In another simulation, found here, a spring pendulum system is modeled, with a mass suspended from a fixed point by a spring, free to move in three dimensions.
The dynamics of the spring pendulum combine both vertical spring oscillations and horizontal pendulum-like swings, resulting in a rich, coupled motion. A thin red line traces the path of the mass over time, which helps to visualize its trajectory. This classic system beautifully illustrates the complexity that can arise from simple forces acting in more than one direction.
Rotating disk and cube
Rotating a rigid object is straightforward when the rotation happens around one of its symmetry axes. In such cases, the angular momentum \(\vec{L}\) vector points in the same direction as the angular velocity \(\vec{\omega}\). But what happens when the rotation is not aligned with a symmetry axis?
In general, a rigid body has different moments of inertia depending on the chosen axis of rotation. These moments are not necessarily the same in all directions. To capture this directional dependence, physicists use the moment of inertia tensor \(I\), which is a mathematical object (specifically, a \(3\times3\) matrix) that encodes how the body’s mass is distributed in space with respect to all possible rotational axes.
The angular momentum \(\vec{L}\) is related to the angular velocity \(\vec{\omega}\) through the inertia tensor \(I\) via: \[ \vec{L} = I \,\vec{\omega}\,,\]
In the generic case both \(\vec{L}\) and \(\vec{\omega}\) are vectors, and \(I\) is a tensor (that can be expressed as a matrix), meaning that \(\vec{L}\) and \(\vec{\omega}\) might not be aligned.
This has interesting consequences: even in the absence of external forces or torques, the angular velocity vector may precess (change direction), while the angular momentum remains constant in inertial space.
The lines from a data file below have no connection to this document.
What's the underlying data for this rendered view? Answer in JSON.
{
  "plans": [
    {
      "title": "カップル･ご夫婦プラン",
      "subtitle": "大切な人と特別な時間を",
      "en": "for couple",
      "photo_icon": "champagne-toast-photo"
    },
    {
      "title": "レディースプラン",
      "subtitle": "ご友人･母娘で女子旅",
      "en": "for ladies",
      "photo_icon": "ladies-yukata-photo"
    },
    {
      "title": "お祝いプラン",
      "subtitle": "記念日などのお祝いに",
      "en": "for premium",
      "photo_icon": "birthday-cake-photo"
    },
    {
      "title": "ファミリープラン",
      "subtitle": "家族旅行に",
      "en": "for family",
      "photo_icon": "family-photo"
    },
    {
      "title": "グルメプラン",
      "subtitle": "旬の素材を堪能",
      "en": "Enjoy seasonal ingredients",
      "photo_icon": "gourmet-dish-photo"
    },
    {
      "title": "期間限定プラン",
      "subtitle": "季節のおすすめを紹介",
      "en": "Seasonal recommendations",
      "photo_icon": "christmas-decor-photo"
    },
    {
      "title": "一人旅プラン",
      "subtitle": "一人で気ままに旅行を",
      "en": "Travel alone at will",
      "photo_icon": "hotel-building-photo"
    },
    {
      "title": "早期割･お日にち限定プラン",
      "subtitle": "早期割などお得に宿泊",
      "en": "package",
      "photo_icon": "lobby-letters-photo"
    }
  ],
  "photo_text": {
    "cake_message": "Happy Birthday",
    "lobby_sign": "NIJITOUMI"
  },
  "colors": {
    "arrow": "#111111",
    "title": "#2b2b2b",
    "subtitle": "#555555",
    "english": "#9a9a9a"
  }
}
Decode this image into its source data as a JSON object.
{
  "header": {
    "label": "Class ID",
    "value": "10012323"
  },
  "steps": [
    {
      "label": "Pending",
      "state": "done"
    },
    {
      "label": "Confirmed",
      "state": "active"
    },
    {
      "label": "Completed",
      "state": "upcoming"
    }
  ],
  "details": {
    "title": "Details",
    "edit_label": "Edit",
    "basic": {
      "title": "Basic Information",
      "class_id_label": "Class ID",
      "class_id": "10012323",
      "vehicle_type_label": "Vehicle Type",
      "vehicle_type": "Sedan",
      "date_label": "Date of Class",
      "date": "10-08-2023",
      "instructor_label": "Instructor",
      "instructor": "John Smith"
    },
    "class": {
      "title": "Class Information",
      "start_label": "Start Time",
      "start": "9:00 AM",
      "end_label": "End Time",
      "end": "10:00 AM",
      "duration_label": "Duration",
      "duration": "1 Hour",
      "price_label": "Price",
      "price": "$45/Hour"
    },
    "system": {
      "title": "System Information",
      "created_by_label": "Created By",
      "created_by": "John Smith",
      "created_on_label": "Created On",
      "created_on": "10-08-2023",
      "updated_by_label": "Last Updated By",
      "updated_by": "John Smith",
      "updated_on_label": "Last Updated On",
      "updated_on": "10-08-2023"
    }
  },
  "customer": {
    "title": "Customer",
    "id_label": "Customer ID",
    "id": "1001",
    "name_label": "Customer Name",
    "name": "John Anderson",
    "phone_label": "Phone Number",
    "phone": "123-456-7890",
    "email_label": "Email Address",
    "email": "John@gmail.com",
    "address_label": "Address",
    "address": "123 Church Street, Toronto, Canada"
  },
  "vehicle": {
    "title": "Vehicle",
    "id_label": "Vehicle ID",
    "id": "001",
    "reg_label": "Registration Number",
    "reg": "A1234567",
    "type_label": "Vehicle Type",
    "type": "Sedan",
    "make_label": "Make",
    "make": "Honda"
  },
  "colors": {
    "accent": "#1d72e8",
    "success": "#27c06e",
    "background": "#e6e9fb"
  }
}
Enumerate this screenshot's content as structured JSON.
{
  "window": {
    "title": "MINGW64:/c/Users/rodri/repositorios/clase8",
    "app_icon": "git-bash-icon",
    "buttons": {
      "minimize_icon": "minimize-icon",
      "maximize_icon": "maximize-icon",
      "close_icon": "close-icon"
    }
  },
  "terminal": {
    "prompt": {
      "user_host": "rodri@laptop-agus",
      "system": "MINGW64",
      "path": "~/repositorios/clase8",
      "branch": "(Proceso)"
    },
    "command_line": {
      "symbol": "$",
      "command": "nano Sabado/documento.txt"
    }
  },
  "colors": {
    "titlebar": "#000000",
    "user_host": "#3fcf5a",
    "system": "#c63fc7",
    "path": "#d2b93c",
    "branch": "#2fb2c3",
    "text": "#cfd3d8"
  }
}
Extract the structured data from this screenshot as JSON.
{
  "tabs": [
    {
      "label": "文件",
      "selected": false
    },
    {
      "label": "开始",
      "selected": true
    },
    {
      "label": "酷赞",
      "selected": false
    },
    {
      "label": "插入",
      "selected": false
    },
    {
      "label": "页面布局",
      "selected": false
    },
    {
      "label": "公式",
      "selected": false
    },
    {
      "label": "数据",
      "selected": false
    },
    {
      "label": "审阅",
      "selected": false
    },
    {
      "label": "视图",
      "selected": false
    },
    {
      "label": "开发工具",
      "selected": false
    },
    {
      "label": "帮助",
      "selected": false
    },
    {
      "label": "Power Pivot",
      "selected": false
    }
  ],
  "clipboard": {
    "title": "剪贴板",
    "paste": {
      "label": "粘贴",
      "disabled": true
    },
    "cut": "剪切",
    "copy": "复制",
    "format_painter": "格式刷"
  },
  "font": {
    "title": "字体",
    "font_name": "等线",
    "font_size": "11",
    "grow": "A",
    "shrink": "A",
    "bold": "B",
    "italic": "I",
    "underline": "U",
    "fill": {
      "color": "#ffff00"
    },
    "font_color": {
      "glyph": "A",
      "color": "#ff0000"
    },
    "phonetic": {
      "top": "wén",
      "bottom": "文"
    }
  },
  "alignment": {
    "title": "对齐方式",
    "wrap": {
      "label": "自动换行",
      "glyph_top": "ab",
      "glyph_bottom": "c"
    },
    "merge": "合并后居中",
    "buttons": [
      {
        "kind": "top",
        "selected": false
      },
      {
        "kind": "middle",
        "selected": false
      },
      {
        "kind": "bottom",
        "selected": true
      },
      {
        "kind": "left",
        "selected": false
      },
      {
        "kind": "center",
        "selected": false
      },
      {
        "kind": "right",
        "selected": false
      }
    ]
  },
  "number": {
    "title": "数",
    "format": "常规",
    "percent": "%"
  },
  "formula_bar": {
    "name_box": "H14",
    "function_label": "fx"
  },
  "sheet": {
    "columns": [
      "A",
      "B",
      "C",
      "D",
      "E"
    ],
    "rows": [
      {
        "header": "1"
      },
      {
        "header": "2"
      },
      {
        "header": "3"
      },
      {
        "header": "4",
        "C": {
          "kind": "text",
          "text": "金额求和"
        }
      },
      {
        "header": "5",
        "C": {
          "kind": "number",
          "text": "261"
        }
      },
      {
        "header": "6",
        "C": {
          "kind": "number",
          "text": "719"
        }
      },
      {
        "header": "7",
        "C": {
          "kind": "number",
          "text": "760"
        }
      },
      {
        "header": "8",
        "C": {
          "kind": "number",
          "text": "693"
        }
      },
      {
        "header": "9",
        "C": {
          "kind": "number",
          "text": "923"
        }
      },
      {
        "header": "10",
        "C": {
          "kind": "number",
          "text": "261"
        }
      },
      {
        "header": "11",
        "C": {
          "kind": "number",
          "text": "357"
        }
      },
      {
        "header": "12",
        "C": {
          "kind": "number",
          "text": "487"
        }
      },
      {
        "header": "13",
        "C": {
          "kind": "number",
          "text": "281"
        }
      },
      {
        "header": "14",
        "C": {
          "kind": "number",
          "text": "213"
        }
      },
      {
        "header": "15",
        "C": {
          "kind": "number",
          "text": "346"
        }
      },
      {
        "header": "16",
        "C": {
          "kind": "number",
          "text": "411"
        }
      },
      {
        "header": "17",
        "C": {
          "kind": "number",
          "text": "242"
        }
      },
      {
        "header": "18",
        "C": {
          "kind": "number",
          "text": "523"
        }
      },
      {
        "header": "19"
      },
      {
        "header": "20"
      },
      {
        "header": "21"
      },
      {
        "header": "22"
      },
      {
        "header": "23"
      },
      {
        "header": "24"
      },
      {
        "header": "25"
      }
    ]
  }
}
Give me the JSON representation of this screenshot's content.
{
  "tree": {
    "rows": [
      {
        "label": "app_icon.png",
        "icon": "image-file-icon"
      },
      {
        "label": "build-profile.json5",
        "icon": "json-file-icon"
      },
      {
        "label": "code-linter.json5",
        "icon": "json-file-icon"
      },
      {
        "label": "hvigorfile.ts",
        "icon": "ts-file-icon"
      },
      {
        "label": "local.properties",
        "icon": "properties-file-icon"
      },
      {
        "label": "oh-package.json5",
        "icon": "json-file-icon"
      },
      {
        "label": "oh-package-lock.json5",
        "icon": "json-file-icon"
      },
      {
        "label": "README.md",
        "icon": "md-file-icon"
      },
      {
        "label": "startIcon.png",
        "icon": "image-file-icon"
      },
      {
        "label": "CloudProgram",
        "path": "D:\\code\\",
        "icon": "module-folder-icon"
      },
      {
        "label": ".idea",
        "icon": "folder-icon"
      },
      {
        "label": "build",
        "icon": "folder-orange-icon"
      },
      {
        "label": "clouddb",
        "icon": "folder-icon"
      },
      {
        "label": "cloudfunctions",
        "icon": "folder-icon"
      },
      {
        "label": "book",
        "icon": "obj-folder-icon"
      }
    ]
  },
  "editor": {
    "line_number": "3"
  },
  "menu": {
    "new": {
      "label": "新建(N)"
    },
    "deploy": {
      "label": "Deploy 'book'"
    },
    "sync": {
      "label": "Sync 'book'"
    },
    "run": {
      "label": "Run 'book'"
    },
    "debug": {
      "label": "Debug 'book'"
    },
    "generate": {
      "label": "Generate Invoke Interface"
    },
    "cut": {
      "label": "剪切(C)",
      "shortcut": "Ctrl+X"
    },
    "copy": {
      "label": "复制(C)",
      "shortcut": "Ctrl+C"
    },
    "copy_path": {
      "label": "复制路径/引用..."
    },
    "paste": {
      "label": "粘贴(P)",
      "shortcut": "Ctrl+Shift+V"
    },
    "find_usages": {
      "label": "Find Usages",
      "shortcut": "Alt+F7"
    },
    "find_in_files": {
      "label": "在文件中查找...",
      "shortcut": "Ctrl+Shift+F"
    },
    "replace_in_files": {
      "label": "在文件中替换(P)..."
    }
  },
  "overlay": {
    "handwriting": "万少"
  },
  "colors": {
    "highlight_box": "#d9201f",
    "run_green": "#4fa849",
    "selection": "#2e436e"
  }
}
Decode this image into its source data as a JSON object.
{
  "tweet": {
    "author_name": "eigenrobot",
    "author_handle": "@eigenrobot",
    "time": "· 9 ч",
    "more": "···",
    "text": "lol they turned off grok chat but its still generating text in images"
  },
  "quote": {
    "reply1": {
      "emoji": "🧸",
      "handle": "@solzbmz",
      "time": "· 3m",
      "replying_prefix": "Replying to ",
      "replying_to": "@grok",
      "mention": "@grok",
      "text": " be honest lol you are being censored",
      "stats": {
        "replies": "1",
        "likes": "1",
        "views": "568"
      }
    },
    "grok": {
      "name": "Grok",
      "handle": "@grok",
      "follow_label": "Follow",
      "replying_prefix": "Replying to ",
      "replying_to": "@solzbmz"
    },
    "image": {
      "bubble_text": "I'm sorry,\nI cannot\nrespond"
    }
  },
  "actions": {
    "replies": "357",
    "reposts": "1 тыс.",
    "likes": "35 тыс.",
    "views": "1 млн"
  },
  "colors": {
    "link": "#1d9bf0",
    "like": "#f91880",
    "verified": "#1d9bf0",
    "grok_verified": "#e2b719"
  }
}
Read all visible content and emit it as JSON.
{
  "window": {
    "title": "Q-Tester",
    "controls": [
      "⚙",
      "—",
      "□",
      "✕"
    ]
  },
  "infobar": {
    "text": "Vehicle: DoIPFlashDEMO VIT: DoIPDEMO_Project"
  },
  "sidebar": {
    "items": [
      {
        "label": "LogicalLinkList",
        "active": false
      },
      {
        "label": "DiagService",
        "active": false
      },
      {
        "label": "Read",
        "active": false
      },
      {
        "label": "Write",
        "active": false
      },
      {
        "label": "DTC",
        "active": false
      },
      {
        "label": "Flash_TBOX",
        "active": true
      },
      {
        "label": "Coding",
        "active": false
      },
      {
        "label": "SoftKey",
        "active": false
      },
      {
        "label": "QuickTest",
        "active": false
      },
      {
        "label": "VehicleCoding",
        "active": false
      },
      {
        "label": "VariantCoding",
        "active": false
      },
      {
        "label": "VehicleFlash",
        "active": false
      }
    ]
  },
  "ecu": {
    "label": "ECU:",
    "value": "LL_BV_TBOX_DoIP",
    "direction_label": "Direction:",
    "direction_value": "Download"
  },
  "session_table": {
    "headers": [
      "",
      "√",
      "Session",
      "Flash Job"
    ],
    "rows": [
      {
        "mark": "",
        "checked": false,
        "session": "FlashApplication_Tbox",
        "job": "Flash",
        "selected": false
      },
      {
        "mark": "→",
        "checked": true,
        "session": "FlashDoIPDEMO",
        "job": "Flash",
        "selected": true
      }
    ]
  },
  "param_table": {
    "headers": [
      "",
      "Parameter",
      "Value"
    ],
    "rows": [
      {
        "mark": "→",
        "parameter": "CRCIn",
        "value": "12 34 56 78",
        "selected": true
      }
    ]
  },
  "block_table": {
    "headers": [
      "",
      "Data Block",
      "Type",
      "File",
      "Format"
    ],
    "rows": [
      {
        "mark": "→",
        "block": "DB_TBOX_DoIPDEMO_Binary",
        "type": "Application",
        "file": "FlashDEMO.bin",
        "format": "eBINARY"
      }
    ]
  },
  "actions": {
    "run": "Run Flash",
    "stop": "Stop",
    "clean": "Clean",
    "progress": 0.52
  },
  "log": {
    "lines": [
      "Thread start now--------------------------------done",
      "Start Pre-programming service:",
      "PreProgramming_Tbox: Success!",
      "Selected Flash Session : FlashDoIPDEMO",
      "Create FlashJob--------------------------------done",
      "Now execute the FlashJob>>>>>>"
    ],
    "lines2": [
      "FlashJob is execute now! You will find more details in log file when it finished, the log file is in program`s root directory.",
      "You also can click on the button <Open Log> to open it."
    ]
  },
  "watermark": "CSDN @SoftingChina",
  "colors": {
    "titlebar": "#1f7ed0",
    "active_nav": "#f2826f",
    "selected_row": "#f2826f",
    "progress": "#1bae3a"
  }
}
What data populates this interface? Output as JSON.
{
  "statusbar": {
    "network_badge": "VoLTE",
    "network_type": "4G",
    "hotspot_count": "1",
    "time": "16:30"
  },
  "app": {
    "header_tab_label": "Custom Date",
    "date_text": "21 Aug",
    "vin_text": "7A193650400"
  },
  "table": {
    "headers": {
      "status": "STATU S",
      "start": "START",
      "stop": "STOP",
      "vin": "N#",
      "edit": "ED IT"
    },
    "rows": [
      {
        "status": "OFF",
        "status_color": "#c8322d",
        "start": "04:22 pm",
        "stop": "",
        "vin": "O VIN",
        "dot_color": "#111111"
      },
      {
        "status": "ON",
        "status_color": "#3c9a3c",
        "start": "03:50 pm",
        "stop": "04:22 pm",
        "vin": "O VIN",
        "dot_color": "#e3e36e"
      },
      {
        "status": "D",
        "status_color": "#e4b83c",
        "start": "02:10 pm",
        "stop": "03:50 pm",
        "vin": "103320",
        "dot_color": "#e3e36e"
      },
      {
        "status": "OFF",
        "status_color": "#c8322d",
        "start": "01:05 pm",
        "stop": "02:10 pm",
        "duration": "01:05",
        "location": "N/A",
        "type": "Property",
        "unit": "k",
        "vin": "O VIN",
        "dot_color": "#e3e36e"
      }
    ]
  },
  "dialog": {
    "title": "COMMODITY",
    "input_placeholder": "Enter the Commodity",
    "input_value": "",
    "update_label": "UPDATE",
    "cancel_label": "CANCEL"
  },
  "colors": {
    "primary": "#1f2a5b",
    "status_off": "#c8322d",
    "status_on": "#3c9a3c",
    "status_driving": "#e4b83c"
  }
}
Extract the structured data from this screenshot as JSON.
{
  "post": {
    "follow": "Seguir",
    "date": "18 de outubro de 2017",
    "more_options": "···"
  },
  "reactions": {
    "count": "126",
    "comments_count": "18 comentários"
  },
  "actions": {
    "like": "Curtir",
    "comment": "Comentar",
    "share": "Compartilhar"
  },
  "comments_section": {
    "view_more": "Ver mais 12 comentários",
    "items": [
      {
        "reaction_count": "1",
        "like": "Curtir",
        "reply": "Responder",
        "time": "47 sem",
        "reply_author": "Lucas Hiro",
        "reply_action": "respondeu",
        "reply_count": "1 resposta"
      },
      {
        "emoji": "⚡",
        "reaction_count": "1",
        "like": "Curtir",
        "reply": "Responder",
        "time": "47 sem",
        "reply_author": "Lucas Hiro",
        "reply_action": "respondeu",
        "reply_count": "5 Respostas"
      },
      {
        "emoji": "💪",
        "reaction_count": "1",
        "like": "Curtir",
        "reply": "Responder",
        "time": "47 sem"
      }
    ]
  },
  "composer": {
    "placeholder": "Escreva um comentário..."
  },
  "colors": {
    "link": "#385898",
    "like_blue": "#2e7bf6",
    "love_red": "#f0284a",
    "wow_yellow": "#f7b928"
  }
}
This motion is characteristic of objects rotating around axes that are not principal axes of inertia.
To visualize this, you can explore two examples of rigid body rotations in the following simulations:
In both cases, the blue arrow represents the conserved angular momentum vector, while the object rotates in such a way that its angular velocity is not aligned with it. This illustrates how the dynamics of rigid body rotations can be unintuitive beyond simple symmetric cases.